Predictions for the Canadian Dollar vs the US Dollar in 2024

By Remitbee - Jan 4, 2024

Factors that could influence the USD/CAD pair in 2024

Going into 2024, Central bank policies, economic forces, and macroeconomic factors like inflation, capital markets, trade deficits and surplus or international political decisions will all play a part in the value of the USD/CAD pair.

The biggest indicator could be the policies of the Bank of Canada and the Federal Reserve and the disparity between their respective policy lending rates. Ideally, when the Bank of Canada adopts a more hawkish stance by raising interest rates to control inflation, it may strengthen the CAD against the USD while attracting foreign investors seeking higher investment returns. This increased demand for the Canadian Dollar can lead to an appreciation of the CAD against the USD.

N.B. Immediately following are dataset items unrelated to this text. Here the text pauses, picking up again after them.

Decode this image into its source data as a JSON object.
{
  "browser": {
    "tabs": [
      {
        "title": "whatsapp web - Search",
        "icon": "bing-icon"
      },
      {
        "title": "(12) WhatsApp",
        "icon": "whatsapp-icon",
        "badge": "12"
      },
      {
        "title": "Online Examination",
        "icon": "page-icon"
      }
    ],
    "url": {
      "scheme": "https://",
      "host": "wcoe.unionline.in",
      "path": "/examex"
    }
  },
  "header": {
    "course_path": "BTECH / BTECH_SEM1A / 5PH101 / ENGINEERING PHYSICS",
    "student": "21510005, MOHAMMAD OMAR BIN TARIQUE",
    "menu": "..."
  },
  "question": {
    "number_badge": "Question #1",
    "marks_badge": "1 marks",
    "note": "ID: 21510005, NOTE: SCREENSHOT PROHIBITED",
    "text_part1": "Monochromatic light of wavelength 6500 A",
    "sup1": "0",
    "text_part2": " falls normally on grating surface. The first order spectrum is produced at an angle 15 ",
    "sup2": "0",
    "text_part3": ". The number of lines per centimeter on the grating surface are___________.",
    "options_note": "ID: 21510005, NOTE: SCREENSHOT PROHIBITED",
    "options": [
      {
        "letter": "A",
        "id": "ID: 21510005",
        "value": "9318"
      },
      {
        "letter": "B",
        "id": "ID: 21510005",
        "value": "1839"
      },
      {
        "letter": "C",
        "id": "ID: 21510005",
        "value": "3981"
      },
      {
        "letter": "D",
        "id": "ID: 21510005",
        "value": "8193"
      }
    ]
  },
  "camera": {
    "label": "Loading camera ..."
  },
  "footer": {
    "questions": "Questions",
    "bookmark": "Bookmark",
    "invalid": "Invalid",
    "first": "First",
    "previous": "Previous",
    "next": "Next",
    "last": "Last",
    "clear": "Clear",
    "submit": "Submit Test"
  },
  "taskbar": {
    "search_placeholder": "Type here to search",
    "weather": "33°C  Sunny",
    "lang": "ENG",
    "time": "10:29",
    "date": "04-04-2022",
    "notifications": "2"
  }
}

Recap of the USD and CAD in 2023

The USD/CAD pair remains highly liquid and was one of the most actively traded in the forex market.

Rate hikes from the Bank of Canada and the Federal Reserve dominated news cycles for parts of 2023 as both Central Banks battled to rein in inflation. These rate hikes and the resulting difference in the benchmark lending rates closely tie into the USD and CAD values.

In 2023, the BoC witnessed three interest rate hikes, closing the year at 5.0%, while their American counterparts had four hikes to close out the year at 5.5%.

Apart from Rate hikes, the Loonie has been historically tied to Oil prices- Canada being among the largest oil exporters in the world. Changes in oil prices impact the state of the Canadian economy and, consequently, the value of its currency. Due to its close association with oil, the Canadian dollar is often referred to as a commodity currency.

However, in a break with tradition, the CAD rose against the USD despite crude oil weakness during the second half of 2023.

The CAD opened the year with bids close to 1.3550 against the USD, peaking at around 1.3900 before a weakening USD in the fourth quarter saw drops below the 1.3300 handle.

Inflation levels and lending rates in Canada and the US

Canada ended 2023 with its inflation at 3.1%, down from the 3.8% recorded in October.

The US has been on a similar trend, with the Federal Reserve's 11 rate hikes over 2022-2023 helping to lower the inflation rate to 3.12% at year's end.

Current Lending rates

The Bank of Canada has maintained its benchmark lending rate at 5% for the third time in December, with the last rate hike happening in July.

Across the border, the Federal Reserve has maintained its rate at 5.25- 5.5%.

Could signs of recession tank the CAD in 2024

The interest rate differential between the Federal Reserve and the Bank of Canada plays a key role in determining the value of the USD/CAD pair. A higher interest rate in the US tends to strengthen the US dollar, causing the USD/CAD pair to increase as it takes more Canadian dollars to purchase the stronger US dollar. While the rates were relatively in-sync for most of 2023, 2024 could be a year of more disparity as both Banks oversee increasingly diverging economies and interests.

These diverging responsibilities can be seen through the lens of each country's unemployment rates. The US currently has its unemployment rate at 3.6%, while Canada's was close to 6% in November 2023, which could pressure the BoC into adopting easing measures earlier.

Market trends in early 2024 also point to Canada heading toward an early recession, and could result in the BoC cutting policy rates well before the Federal Reserve.

Predictions for USD/CAD pair in 2024

Economic wisdom points to restrictive rates being indulged for longer than necessary, bringing about a slowdown in economic activity with a rise in unemployment- eerily similar to Canada's current predicament. This has fostered a common sentiment for rate cuts to begin early in 2024.

According to a Reuters forecast, based on the opinion poll of 35 foreign exchange analysts, the CAD is projected to strengthen 0.4% to 1.3533 per USD, compared to the bullish expectations of 1.3450 per USD in a similar November poll.

Simon Harvey, head of Monex Europe and Monex Canada, alluded to signs of a looming recession factored into the predictions.

"Our view is the Canadian dollar is going to face a difficult next three months as the data starts to look like the Canadian economy is teetering on the edge of recession if not in a mild recession."

He also mentioned that the BoC was likely to ease its policy rates earlier than the Federal Reserve in his speech, saying:

Soft domestic data "should bring forward expectations of BoC easing, especially relative to the Federal Reserve, earlier Bank of Canada easing is going to widen rate differentials in favour of USD-CAD."